Ban the 'CIO'
Technology has to run the business. It may also generate information. The 'I'
has to be dropped. While designations have changed and at least at some places
the CIO has become the CXO or the CTO, the absorption of the concept is
cosmetic. There is an urgent need to ban the designation — CIO.
From the time that the first computers appeared it is now almost fifty years.
Have organizations absorbed information technology to the hilt -- and in an
optimum manner?
The above the surface view is obvious. Tremendous absorption has taken place
and a lot of it is good technology. There is some bad technology — the part
that does not deliver and Gartner has in some studies estimated it to be 20 % of
the total spend or about $ 500 billion wasted so far. Twenty percent does not
sound all the big, $ 500 billion does!
Stepping away from the numbers for a bit and taking the below the surface
view there are a few places where the scope for enhancement is high.

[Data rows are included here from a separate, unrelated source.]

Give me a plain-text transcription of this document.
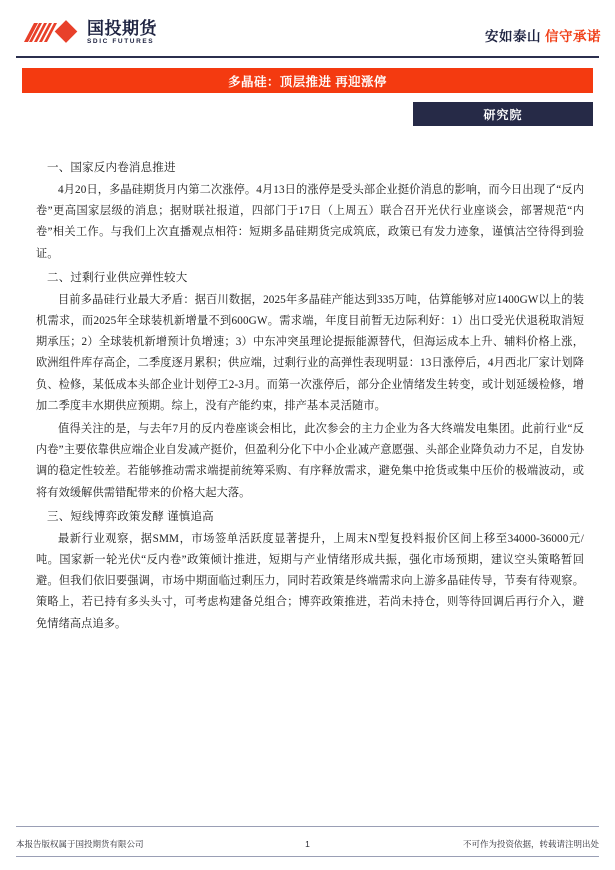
国投期货
SDIC FUTURES	安如泰山 信守承诺
多晶硅：顶层推进 再迎涨停
研究院

一、国家反内卷消息推进

4月20日，多晶硅期货月内第二次涨停。4月13日的涨停是受头部企业挺价消息的影响，而今日出现了“反内卷”更高国家层级的消息；据财联社报道，四部门于17日（上周五）联合召开光伏行业座谈会，部署规范“内卷”相关工作。与我们上次直播观点相符：短期多晶硅期货完成筑底，政策已有发力迹象，谨慎沽空待得到验证。

二、过剩行业供应弹性较大

目前多晶硅行业最大矛盾：据百川数据，2025年多晶硅产能达到335万吨，估算能够对应1400GW以上的装机需求，而2025年全球装机新增量不到600GW。需求端，年度目前暂无边际利好：1）出口受光伏退税取消短期承压；2）全球装机新增预计负增速；3）中东冲突虽理论提振能源替代，但海运成本上升、辅料价格上涨，欧洲组件库存高企，二季度逐月累积；供应端，过剩行业的高弹性表现明显：13日涨停后，4月西北厂家计划降负、检修，某低成本头部企业计划停工2-3月。而第一次涨停后，部分企业情绪发生转变，或计划延缓检修，增加二季度丰水期供应预期。综上，没有产能约束，排产基本灵活随市。

值得关注的是，与去年7月的反内卷座谈会相比，此次参会的主力企业为各大终端发电集团。此前行业“反内卷”主要依靠供应端企业自发减产挺价，但盈利分化下中小企业减产意愿强、头部企业降负动力不足，自发协调的稳定性较差。若能够推动需求端提前统筹采购、有序释放需求，避免集中抢货或集中压价的极端波动，或将有效缓解供需错配带来的价格大起大落。

三、短线博弈政策发酵 谨慎追高

最新行业观察，据SMM，市场签单活跃度显著提升，上周末N型复投料报价区间上移至34000-36000元/吨。国家新一轮光伏“反内卷”政策倾计推进，短期与产业情绪形成共振，强化市场预期，建议空头策略暂回避。但我们依旧要强调，市场中期面临过剩压力，同时若政策是终端需求向上游多晶硅传导，节奏有待观察。策略上，若已持有多头头寸，可考虑构建备兑组合；博弈政策推进，若尚未持仓，则等待回调后再行介入，避免情绪高点追多。

本报告版权属于国投期货有限公司	1	不可作为投资依据，转载请注明出处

For starters, the term information technology is completely inadequate. It is
the use of technology with computers, other electronic devices and
communications that is essential. Information technology started as a handmaiden
of other organizational processes. That thinking has to be reversed. In more and
more places, it is the other functions that have to become handmaidens of
technology.
Technology has to run the business. It may also generate information. The 'I'
has to be dropped. While designations have changed and at least at some places
the CIO has become the CXO or the CTO the absorption of the concept is cosmetic.
There is an urgent need to ban the designation - CIO. And speed up the
fundamental change that this implies.
Question : How can the focus be shifted to technology from information
technology ?
The problem has therefore progressed to one level up the value chain — and
in the process opened many new opportunities. Business strategies and processes
are just about starting to get built around technologies — instead of
technology supporting business processes. Earlier it used to be — 'how can I
sell my products and get more information about the process to do it better.'
Now it is —'how can I sell using technology and the process adapts to this.'
This is easier said than done. One reason is that compared to other
functional areas in an organization -- finance, human resources, manufacturing
and marketing -- technology is still a kid.

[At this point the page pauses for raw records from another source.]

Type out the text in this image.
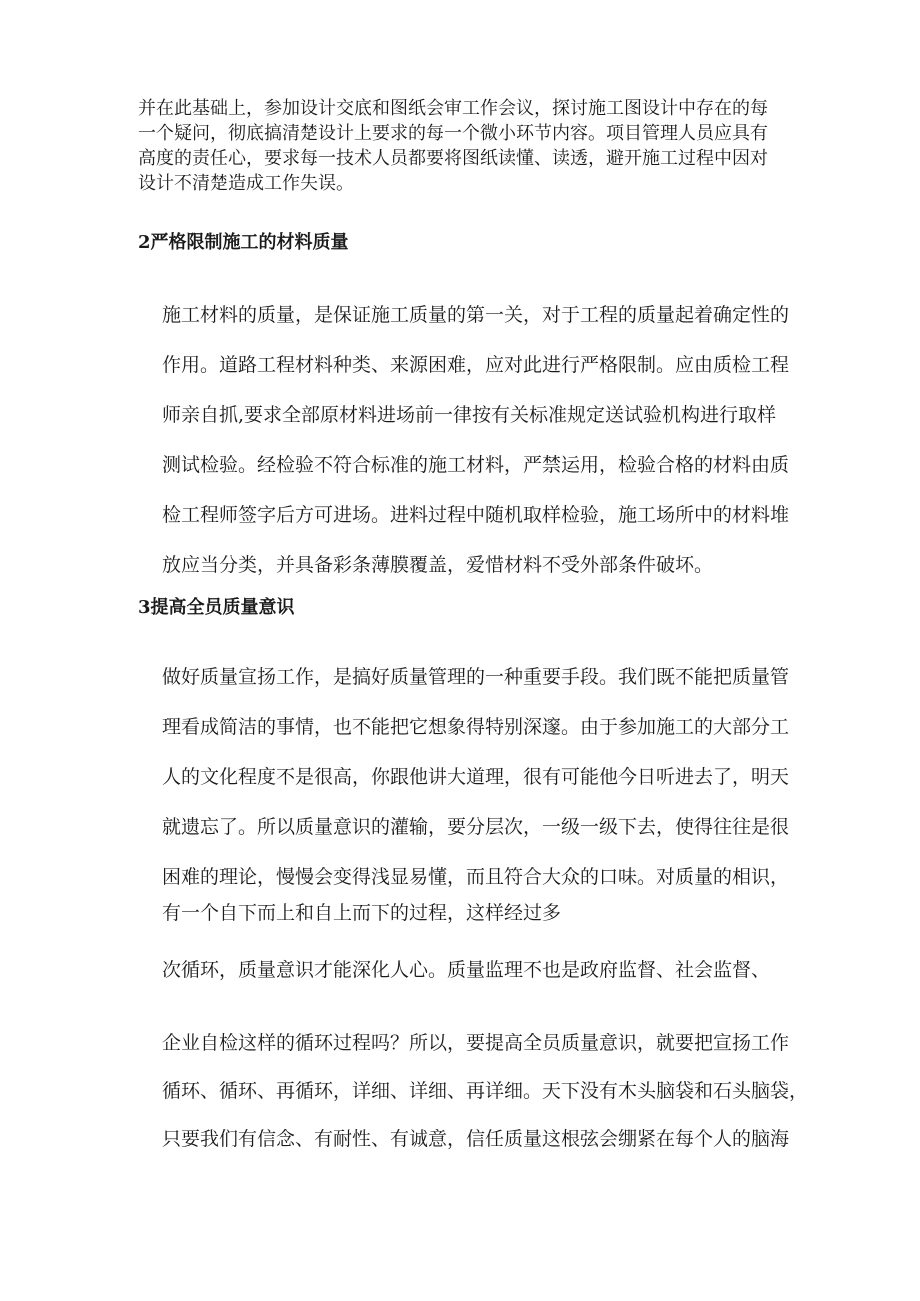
并在此基础上，参加设计交底和图纸会审工作会议，探讨施工图设计中存在的每
一个疑问，彻底搞清楚设计上要求的每一个微小环节内容。项目管理人员应具有
高度的责任心，要求每一技术人员都要将图纸读懂、读透，避开施工过程中因对
设计不清楚造成工作失误。
2严格限制施工的材料质量
施工材料的质量，是保证施工质量的第一关，对于工程的质量起着确定性的
作用。道路工程材料种类、来源困难，应对此进行严格限制。应由质检工程
师亲自抓,要求全部原材料进场前一律按有关标准规定送试验机构进行取样
测试检验。经检验不符合标准的施工材料，严禁运用，检验合格的材料由质
检工程师签字后方可进场。进料过程中随机取样检验，施工场所中的材料堆
放应当分类，并具备彩条薄膜覆盖，爱惜材料不受外部条件破坏。
3提高全员质量意识
做好质量宣扬工作，是搞好质量管理的一种重要手段。我们既不能把质量管
理看成简洁的事情，也不能把它想象得特别深邃。由于参加施工的大部分工
人的文化程度不是很高，你跟他讲大道理，很有可能他今日听进去了，明天
就遗忘了。所以质量意识的灌输，要分层次，一级一级下去，使得往往是很
困难的理论，慢慢会变得浅显易懂，而且符合大众的口味。对质量的相识，
有一个自下而上和自上而下的过程，这样经过多
次循环，质量意识才能深化人心。质量监理不也是政府监督、社会监督、
企业自检这样的循环过程吗？所以，要提高全员质量意识，就要把宣扬工作
循环、循环、再循环，详细、详细、再详细。天下没有木头脑袋和石头脑袋，
只要我们有信念、有耐性、有诚意，信任质量这根弦会绷紧在每个人的脑海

From the advent of computers to their absorption in organizations has been a
maximum of fifty years. In most organizations the period may be a decade or so.
And in many it is still to start! So technology is still not a mature business
function. It is exciting and has potential. It is also evolving and therefore
does not always deliver on the potential. It continues to manifest itself in
different ways — none being more stable than a few years. Standards change,
terms are modified, applications are added and the legacy gets stronger.

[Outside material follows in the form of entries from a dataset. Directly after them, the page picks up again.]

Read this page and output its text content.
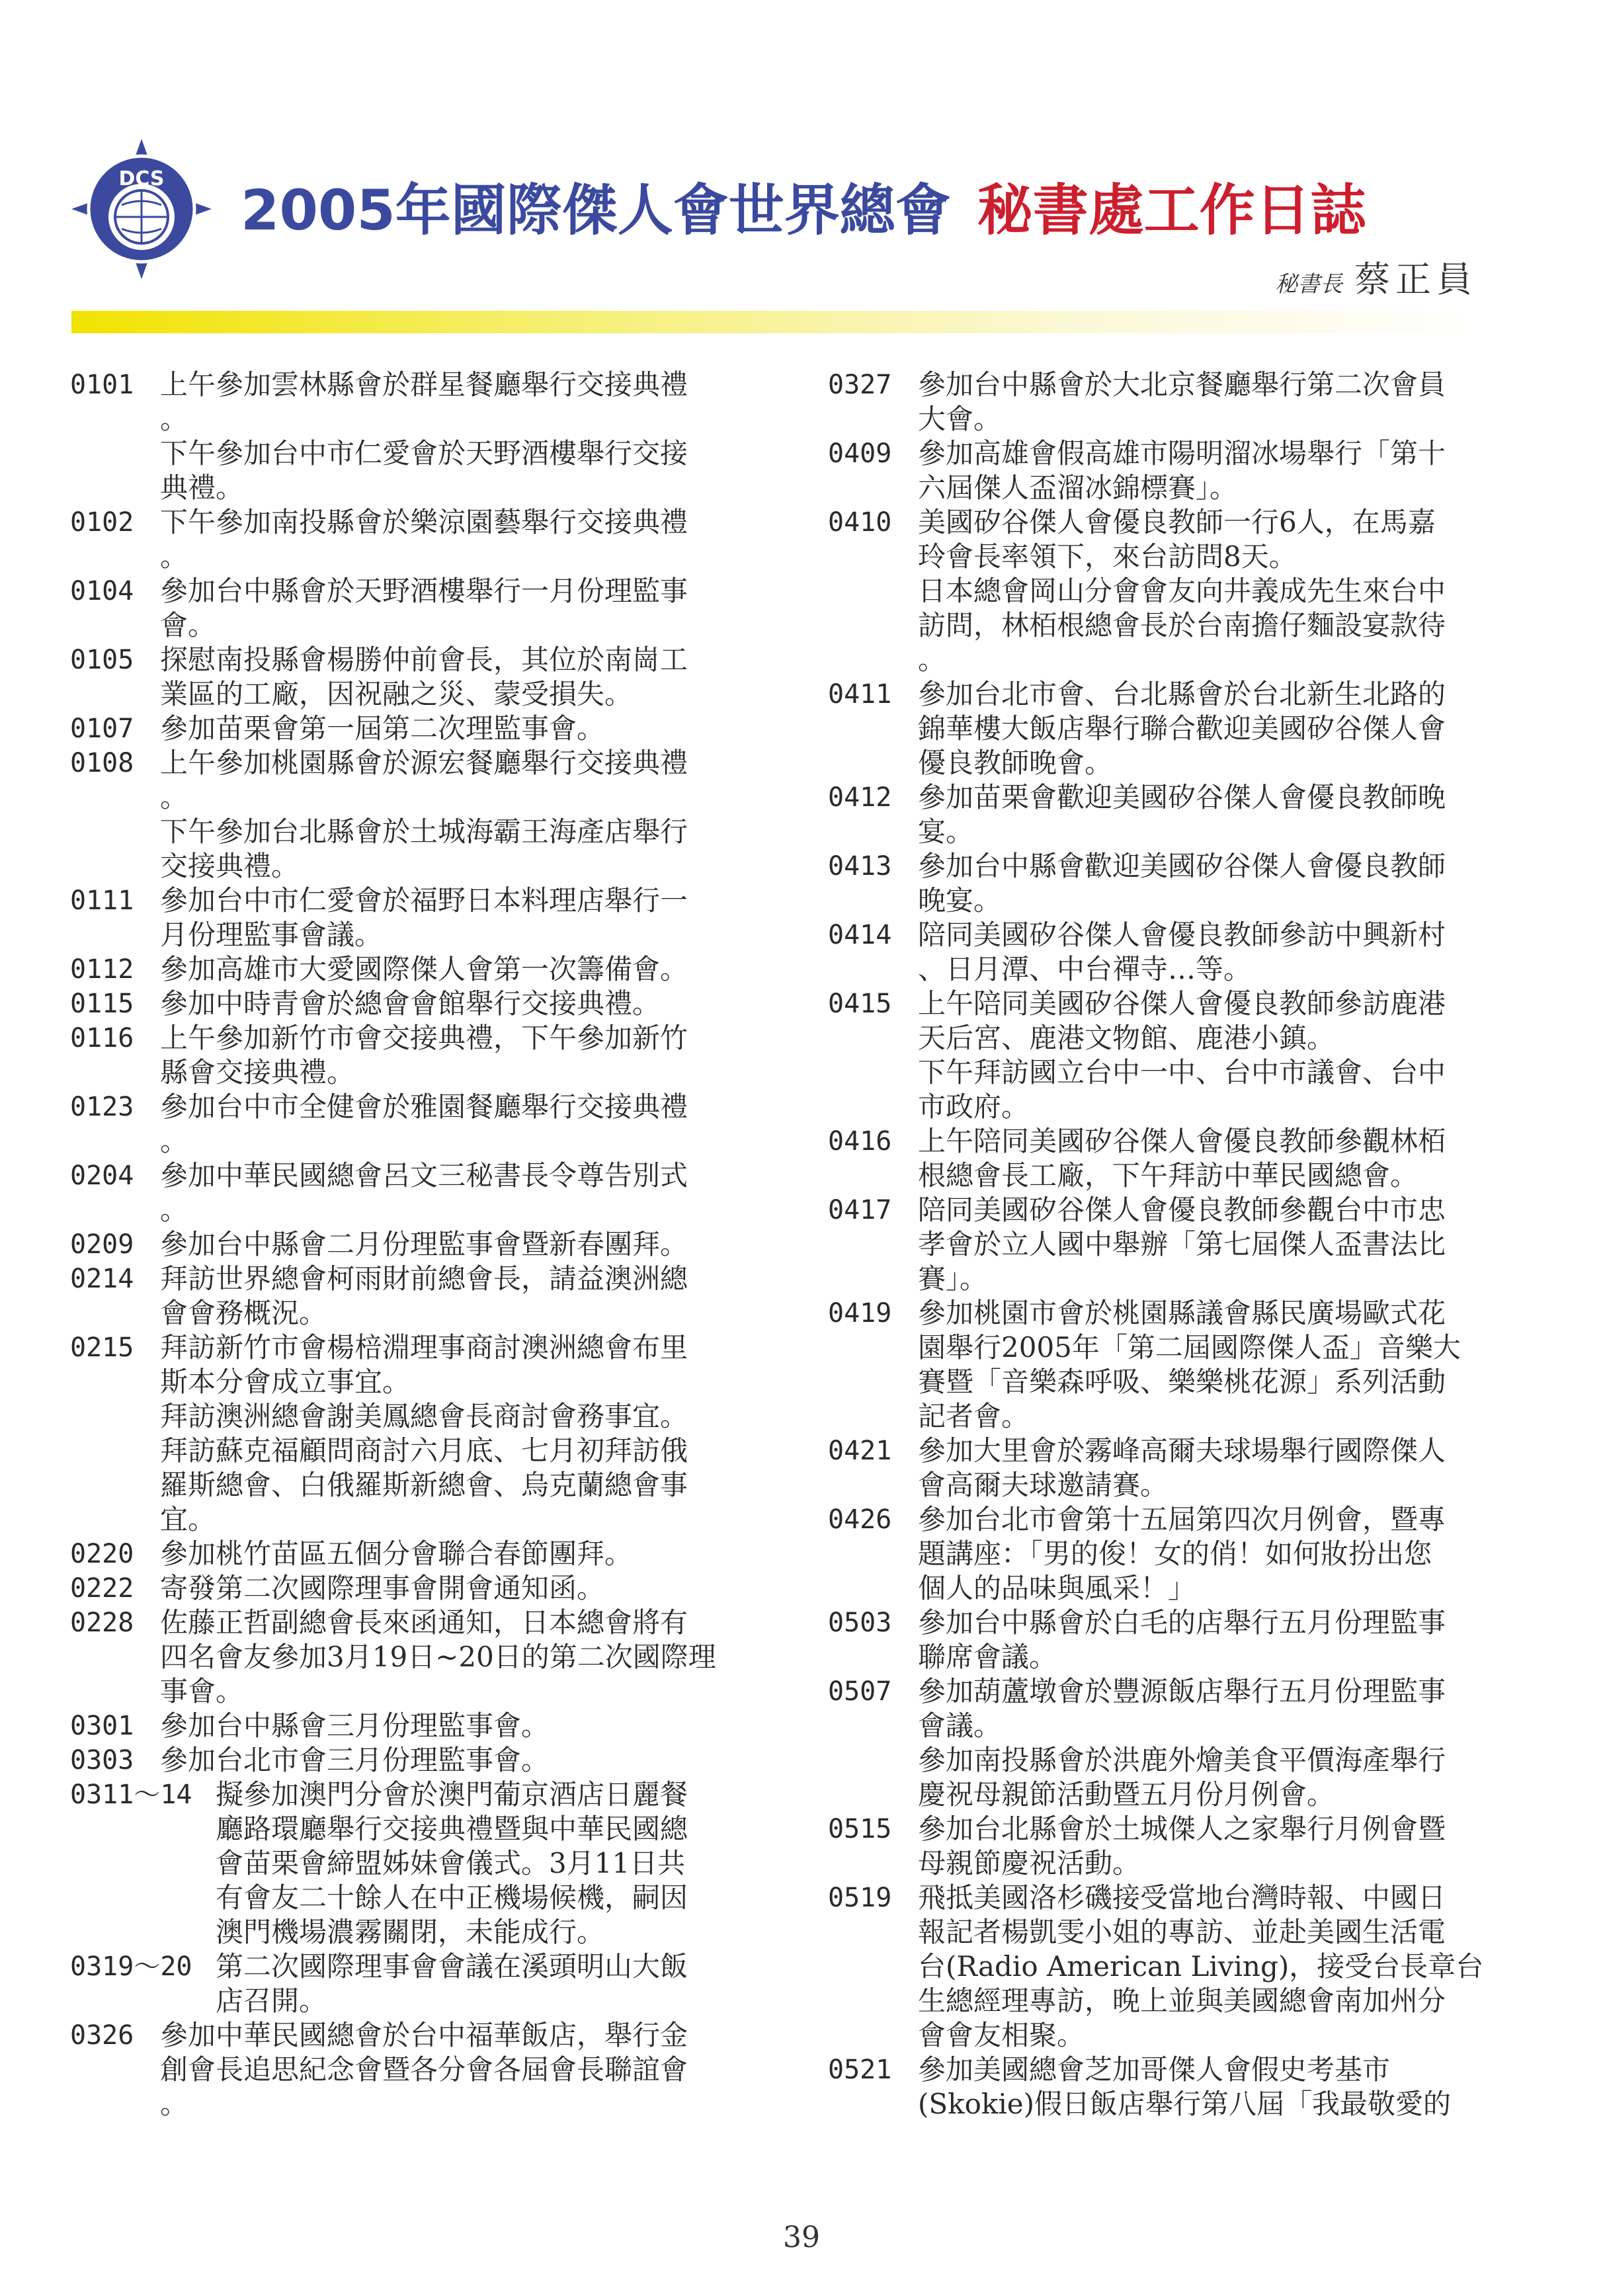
DCS 2005年國際傑人會世界總會 秘書處工作日誌
秘書長 蔡正員
0101 上午參加雲林縣會於群星餐廳舉行交接典禮
。
下午參加台中市仁愛會於天野酒樓舉行交接
典禮。
0102 下午參加南投縣會於樂涼園藝舉行交接典禮
。
0104 參加台中縣會於天野酒樓舉行一月份理監事
會。
0105 探慰南投縣會楊勝仲前會長，其位於南崗工
業區的工廠，因祝融之災、蒙受損失。
0107 參加苗栗會第一屆第二次理監事會。
0108 上午參加桃園縣會於源宏餐廳舉行交接典禮
。
下午參加台北縣會於土城海霸王海產店舉行
交接典禮。
0111 參加台中市仁愛會於福野日本料理店舉行一
月份理監事會議。
0112 參加高雄市大愛國際傑人會第一次籌備會。
0115 參加中時青會於總會會館舉行交接典禮。
0116 上午參加新竹市會交接典禮，下午參加新竹
縣會交接典禮。
0123 參加台中市全健會於雅園餐廳舉行交接典禮
。
0204 參加中華民國總會呂文三秘書長令尊告別式
。
0209 參加台中縣會二月份理監事會暨新春團拜。
0214 拜訪世界總會柯雨財前總會長，請益澳洲總
會會務概況。
0215 拜訪新竹市會楊棓淵理事商討澳洲總會布里
斯本分會成立事宜。
拜訪澳洲總會謝美鳳總會長商討會務事宜。
拜訪蘇克福顧問商討六月底、七月初拜訪俄
羅斯總會、白俄羅斯新總會、烏克蘭總會事
宜。
0220 參加桃竹苗區五個分會聯合春節團拜。
0222 寄發第二次國際理事會開會通知函。
0228 佐藤正哲副總會長來函通知，日本總會將有
四名會友參加3月19日~20日的第二次國際理
事會。
0301 參加台中縣會三月份理監事會。
0303 參加台北市會三月份理監事會。
0311～14 擬參加澳門分會於澳門葡京酒店日麗餐
廳路環廳舉行交接典禮暨與中華民國總
會苗栗會締盟姊妹會儀式。3月11日共
有會友二十餘人在中正機場候機，嗣因
澳門機場濃霧關閉，未能成行。
0319～20 第二次國際理事會會議在溪頭明山大飯
店召開。
0326 參加中華民國總會於台中福華飯店，舉行金
創會長追思紀念會暨各分會各屆會長聯誼會
。
0327 參加台中縣會於大北京餐廳舉行第二次會員
大會。
0409 參加高雄會假高雄市陽明溜冰場舉行「第十
六屆傑人盃溜冰錦標賽」。
0410 美國矽谷傑人會優良教師一行6人，在馬嘉
玲會長率領下，來台訪問8天。
日本總會岡山分會會友向井義成先生來台中
訪問，林栢根總會長於台南擔仔麵設宴款待
。
0411 參加台北市會、台北縣會於台北新生北路的
錦華樓大飯店舉行聯合歡迎美國矽谷傑人會
優良教師晚會。
0412 參加苗栗會歡迎美國矽谷傑人會優良教師晚
宴。
0413 參加台中縣會歡迎美國矽谷傑人會優良教師
晚宴。
0414 陪同美國矽谷傑人會優良教師參訪中興新村
、日月潭、中台禪寺…等。
0415 上午陪同美國矽谷傑人會優良教師參訪鹿港
天后宮、鹿港文物館、鹿港小鎮。
下午拜訪國立台中一中、台中市議會、台中
市政府。
0416 上午陪同美國矽谷傑人會優良教師參觀林栢
根總會長工廠，下午拜訪中華民國總會。
0417 陪同美國矽谷傑人會優良教師參觀台中市忠
孝會於立人國中舉辦「第七屆傑人盃書法比
賽」。
0419 參加桃園市會於桃園縣議會縣民廣場歐式花
園舉行2005年「第二屆國際傑人盃」音樂大
賽暨「音樂森呼吸、樂樂桃花源」系列活動
記者會。
0421 參加大里會於霧峰高爾夫球場舉行國際傑人
會高爾夫球邀請賽。
0426 參加台北市會第十五屆第四次月例會，暨專
題講座：「男的俊！女的俏！如何妝扮出您
個人的品味與風采！」
0503 參加台中縣會於白毛的店舉行五月份理監事
聯席會議。
0507 參加葫蘆墩會於豐源飯店舉行五月份理監事
會議。
參加南投縣會於洪鹿外燴美食平價海產舉行
慶祝母親節活動暨五月份月例會。
0515 參加台北縣會於土城傑人之家舉行月例會暨
母親節慶祝活動。
0519 飛抵美國洛杉磯接受當地台灣時報、中國日
報記者楊凱雯小姐的專訪、並赴美國生活電
台(Radio American Living)，接受台長章台
生總經理專訪，晚上並與美國總會南加州分
會會友相聚。
0521 參加美國總會芝加哥傑人會假史考基市
(Skokie)假日飯店舉行第八屆「我最敬愛的
39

The principles of accounting and marketing have remained unchanged in the
time period in which technology has been created and deployed. Consequently they
are more understood, have standard global terminologies, are applied more
homogeneously and have a higher level of comfort associated with them.
Technology understanding, absorption and deployment by contrast is patchy,
uses many terms, has many manifestations and therefore becomes fuzzy and
uncomfortable. To name a few terms in vogue — ERP, CRM, e-commerce, mobile
computing, datawarehousing, on demand applications and many more.
Since technology is also getting decentralized these have to be understood by
the functional managers. Islands of technology expertise are not enough. They
have to spread out. And here the options themselves become the limitations. The
average functional manager who has to make his business plan as per technology
available simply does not know enough to do so. That results in window shopping
rather than shopping. A lot of glitter, a lot of discussion, a lot of debate but
much less of the action. Enjoyable, yes; effective, no.
Question : How can the deployment of technology be made more homogeneous and
comfortable?
And lastly, the measurement of technology effectiveness is a tedious and
often inaccurate process. In many cases technology absorption has a long-term
benefit. And the problem is similar to measuring investments on training and
advertising? Training can impart knowledge and skills but people have to make it
effective. Advertising can build brands and generate leads but people have to
sell.
Technology can provide the tools but people have to use them. In such contexts
organizations have to work on the belief principle and not the returns principle
— a luxury that the returns driven environment does not support and the stock
exchanges do not smile about.
There are shorter-term returns that are measurable but their value is
limited. Imagine a great meal at a specialty restaurant. The pleasure cannot be
quantified. It also cannot be ignored. You can, of course, measure the time they
took to serve the food and the temperature at which it was served. Doing that
takes away the pleasure itself.
Question: How can we see the benefits without measuring them?